Just when we thought that political discourse could not become more parochial and negative after Maharashtra Navnirman Sena (MNS) chief Raj Thackeray’s tirade against migrant workers from UP and Bihar, the Shiv Sena executive president Uddhav Thackeray has proved us wrong. Instead of taking estranged cousin Raj head-on for his tunnel vision, Uddhav, the heir apparent to Shiv Sena supremo Balasaheb Thackeray has weighed in against migrant labour in the modernisation of Mumbai airport. He chillingly spoke of how outsiders would be packed off in a parcel and sent back in a cargo plane. And to think that Uddhav was considered a moderate to his volatile cousin’s over-the-top politics.

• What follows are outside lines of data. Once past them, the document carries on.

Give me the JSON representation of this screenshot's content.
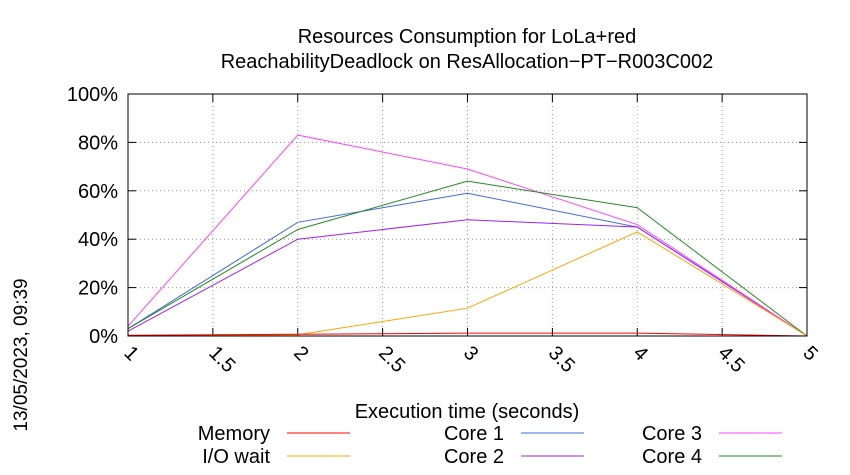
{
  "chart_data": {
    "type": "line",
    "title": "Resources Consumption for LoLa+red",
    "subtitle": "ReachabilityDeadlock on ResAllocation−PT−R003C002",
    "xlabel": "Execution time (seconds)",
    "ylabel": "",
    "xlim": [
      1,
      5
    ],
    "ylim": [
      0,
      100
    ],
    "x_ticks": [
      "1",
      "1.5",
      "2",
      "2.5",
      "3",
      "3.5",
      "4",
      "4.5",
      "5"
    ],
    "y_ticks": [
      "0%",
      "20%",
      "40%",
      "60%",
      "80%",
      "100%"
    ],
    "grid": true,
    "legend_placement": "bottom",
    "x": [
      1,
      2,
      3,
      4,
      5
    ],
    "series": [
      {
        "name": "Memory",
        "color": "#ff0000",
        "values": [
          0.3,
          0.7,
          1.2,
          1.2,
          0
        ]
      },
      {
        "name": "I/O wait",
        "color": "#ffa500",
        "values": [
          0,
          0.5,
          11.5,
          43,
          0
        ]
      },
      {
        "name": "Core 1",
        "color": "#4169e1",
        "values": [
          3,
          47,
          59,
          45,
          0
        ]
      },
      {
        "name": "Core 2",
        "color": "#a020f0",
        "values": [
          2,
          40,
          48,
          45,
          0
        ]
      },
      {
        "name": "Core 3",
        "color": "#ff44ff",
        "values": [
          4,
          83,
          69,
          46,
          0
        ]
      },
      {
        "name": "Core 4",
        "color": "#228b22",
        "values": [
          3,
          44,
          64,
          53,
          0
        ]
      }
    ]
  },
  "timestamp": "13/05/2023, 09:39"
}
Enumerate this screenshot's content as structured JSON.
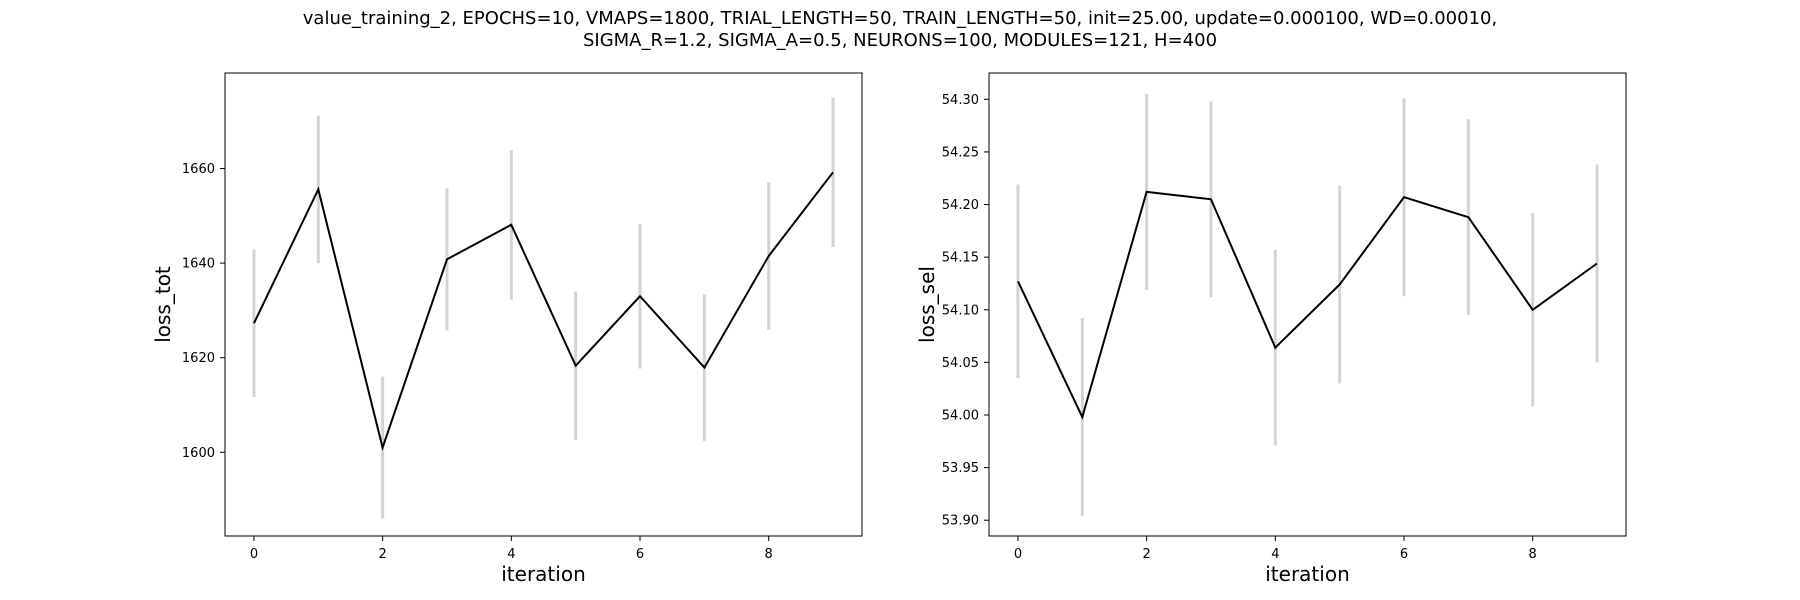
{
  "figure": {
    "title_line1": "value_training_2, EPOCHS=10, VMAPS=1800, TRIAL_LENGTH=50, TRAIN_LENGTH=50, init=25.00, update=0.000100, WD=0.00010,",
    "title_line2": "SIGMA_R=1.2, SIGMA_A=0.5, NEURONS=100, MODULES=121, H=400"
  },
  "chart_data": [
    {
      "type": "line",
      "xlabel": "iteration",
      "ylabel": "loss_tot",
      "x": [
        0,
        1,
        2,
        3,
        4,
        5,
        6,
        7,
        8,
        9
      ],
      "y": [
        1627.3,
        1655.6,
        1601.0,
        1640.8,
        1648.1,
        1618.3,
        1633.0,
        1617.9,
        1641.5,
        1659.2
      ],
      "error": [
        15.6,
        15.6,
        15.0,
        15.0,
        15.8,
        15.7,
        15.3,
        15.5,
        15.6,
        15.8
      ],
      "xlim": [
        -0.45,
        9.45
      ],
      "ylim": [
        1582.3,
        1680.2
      ],
      "xticks": [
        0,
        2,
        4,
        6,
        8
      ],
      "yticks": [
        1600,
        1620,
        1640,
        1660
      ],
      "ytick_labels": [
        "1600",
        "1620",
        "1640",
        "1660"
      ],
      "grid": false,
      "line_color": "#000000",
      "error_color": "#d3d3d3"
    },
    {
      "type": "line",
      "xlabel": "iteration",
      "ylabel": "loss_sel",
      "x": [
        0,
        1,
        2,
        3,
        4,
        5,
        6,
        7,
        8,
        9
      ],
      "y": [
        54.127,
        53.998,
        54.212,
        54.205,
        54.064,
        54.124,
        54.207,
        54.188,
        54.1,
        54.144
      ],
      "error": [
        0.092,
        0.094,
        0.093,
        0.093,
        0.093,
        0.094,
        0.094,
        0.093,
        0.092,
        0.094
      ],
      "xlim": [
        -0.45,
        9.45
      ],
      "ylim": [
        53.885,
        54.325
      ],
      "xticks": [
        0,
        2,
        4,
        6,
        8
      ],
      "yticks": [
        53.9,
        53.95,
        54.0,
        54.05,
        54.1,
        54.15,
        54.2,
        54.25,
        54.3
      ],
      "ytick_labels": [
        "53.90",
        "53.95",
        "54.00",
        "54.05",
        "54.10",
        "54.15",
        "54.20",
        "54.25",
        "54.30"
      ],
      "grid": false,
      "line_color": "#000000",
      "error_color": "#d3d3d3"
    }
  ]
}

The Mumbai police, after dragging their feet while MNS workers were belabouring hapless Samajwadi Party activists on the streets and threatening to widen the conflict, have now filed an FIR against Raj for inciting violence. If fearful migrants had hoped that Thackeray Sr had seen the error of his ways leading the campaign against south Indian workers decades ago, they are barking up the wrong tree. In retaliation to Raj’s politics of belated imitation, the Shiv Sena has become a poor copy of the MNS. While all these ugly shenanigans are going on, two things are clear. One, that neither the MNS nor the Shiv Sena has any vision for Maharashtra with its myriad problems like farmers’ suicides and urban decay. All they seem bothered about is playing to the galleries in Mumbai as if Maharashtra began and ended in the city. Two, even as far as Mumbai is concerned, neither has any constructive agenda to get the tottering megalopolis back on its feet. Their outdated and regressive rhetoric suggests a sharp disconnect with reality. As we have mentioned in these columns, some of Mumbai’s most famous sons and daughters have origins outside the state.

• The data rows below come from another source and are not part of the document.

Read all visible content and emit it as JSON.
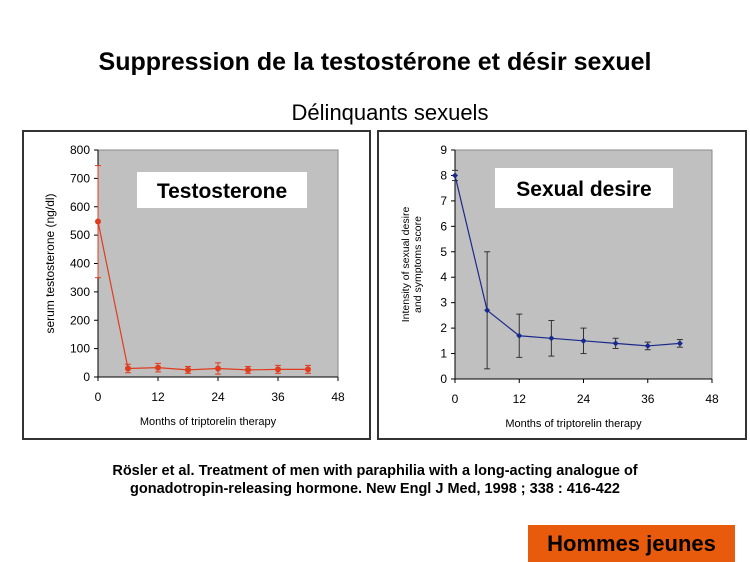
{
  "slide": {
    "title": "Suppression de la testostérone et désir sexuel",
    "subtitle": "Délinquants sexuels",
    "reference_line1": "Rösler et al. Treatment of men with paraphilia with a long-acting analogue of",
    "reference_line2": "gonadotropin-releasing hormone. New Engl J Med, 1998 ; 338 : 416-422",
    "badge": "Hommes jeunes",
    "badge_color": "#e85a0c"
  },
  "chart_data": [
    {
      "type": "line",
      "title": "Testosterone",
      "xlabel": "Months of triptorelin therapy",
      "ylabel": "serum testosterone (ng/dl)",
      "xlim": [
        0,
        48
      ],
      "ylim": [
        0,
        800
      ],
      "xticks": [
        0,
        12,
        24,
        36,
        48
      ],
      "yticks": [
        0,
        100,
        200,
        300,
        400,
        500,
        600,
        700,
        800
      ],
      "grid": false,
      "plot_background": "#c0c0c0",
      "color": "#e03c1e",
      "x": [
        0,
        6,
        12,
        18,
        24,
        30,
        36,
        42
      ],
      "y": [
        548,
        30,
        33,
        25,
        30,
        25,
        27,
        27
      ],
      "error_low": [
        350,
        15,
        18,
        13,
        10,
        13,
        13,
        13
      ],
      "error_high": [
        745,
        45,
        48,
        37,
        50,
        37,
        41,
        41
      ]
    },
    {
      "type": "line",
      "title": "Sexual desire",
      "xlabel": "Months of triptorelin therapy",
      "ylabel": "Intensity of sexual desire and symptoms score",
      "ylabel_lines": [
        "Intensity of sexual desire",
        "and symptoms score"
      ],
      "xlim": [
        0,
        48
      ],
      "ylim": [
        0,
        9
      ],
      "xticks": [
        0,
        12,
        24,
        36,
        48
      ],
      "yticks": [
        0,
        1,
        2,
        3,
        4,
        5,
        6,
        7,
        8,
        9
      ],
      "grid": false,
      "plot_background": "#c0c0c0",
      "color": "#1a2a8c",
      "x": [
        0,
        6,
        12,
        18,
        24,
        30,
        36,
        42
      ],
      "y": [
        8.0,
        2.7,
        1.7,
        1.6,
        1.5,
        1.4,
        1.3,
        1.4
      ],
      "error_low": [
        7.8,
        0.4,
        0.85,
        0.9,
        1.0,
        1.2,
        1.15,
        1.25
      ],
      "error_high": [
        8.2,
        5.0,
        2.55,
        2.3,
        2.0,
        1.6,
        1.45,
        1.55
      ]
    }
  ]
}
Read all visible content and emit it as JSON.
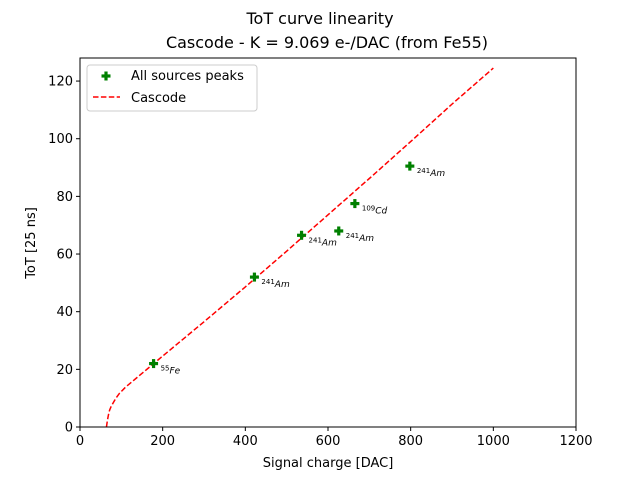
{
  "chart_data": {
    "type": "scatter",
    "title": "ToT curve linearity",
    "subtitle": "Cascode - K = 9.069 e-/DAC (from Fe55)",
    "xlabel": "Signal charge [DAC]",
    "ylabel": "ToT [25 ns]",
    "xlim": [
      0,
      1200
    ],
    "ylim": [
      0,
      128
    ],
    "xticks": [
      0,
      200,
      400,
      600,
      800,
      1000,
      1200
    ],
    "yticks": [
      0,
      20,
      40,
      60,
      80,
      100,
      120
    ],
    "grid": false,
    "legend_placement": "top-left",
    "colors": {
      "points": "#008000",
      "curve": "#ff0000"
    },
    "series": [
      {
        "name": "All sources peaks",
        "kind": "scatter",
        "marker": "plus",
        "points": [
          {
            "x": 178,
            "y": 22,
            "sup": "55",
            "iso": "Fe"
          },
          {
            "x": 422,
            "y": 52,
            "sup": "241",
            "iso": "Am"
          },
          {
            "x": 536,
            "y": 66.5,
            "sup": "241",
            "iso": "Am"
          },
          {
            "x": 626,
            "y": 68,
            "sup": "241",
            "iso": "Am"
          },
          {
            "x": 665,
            "y": 77.5,
            "sup": "109",
            "iso": "Cd"
          },
          {
            "x": 798,
            "y": 90.5,
            "sup": "241",
            "iso": "Am"
          }
        ]
      },
      {
        "name": "Cascode",
        "kind": "line",
        "style": "dashed",
        "x": [
          64,
          65,
          66,
          68,
          70,
          72,
          75,
          78,
          82,
          87,
          95,
          110,
          130,
          160,
          200,
          300,
          400,
          500,
          600,
          700,
          800,
          900,
          1000
        ],
        "y": [
          0,
          1,
          2,
          3.6,
          5,
          6,
          7,
          7.8,
          8.8,
          10,
          11.6,
          13.8,
          16.2,
          19.8,
          24.6,
          36.5,
          48.6,
          61,
          73.6,
          86.2,
          99,
          112,
          124.5
        ]
      }
    ]
  }
}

This narrow-mindedness could well rebound on Maharashtrians outside the state. It does not seem to have struck either party that what they are propounding is blatantly illegal and unconstitutional. Every Indian has a right to travel and work wherever he or she likes. It is ironic that we are clamouring to set up businesses abroad and work and study in foreign countries while trying to stop our own people doing the same within their own country. Publicity is the lifeblood of parties like the MNS and Shiv Sena. But surely there are more constructive ways of staying in the news than to preach the sort of divisive politics that will bring only disrepute to a still great city.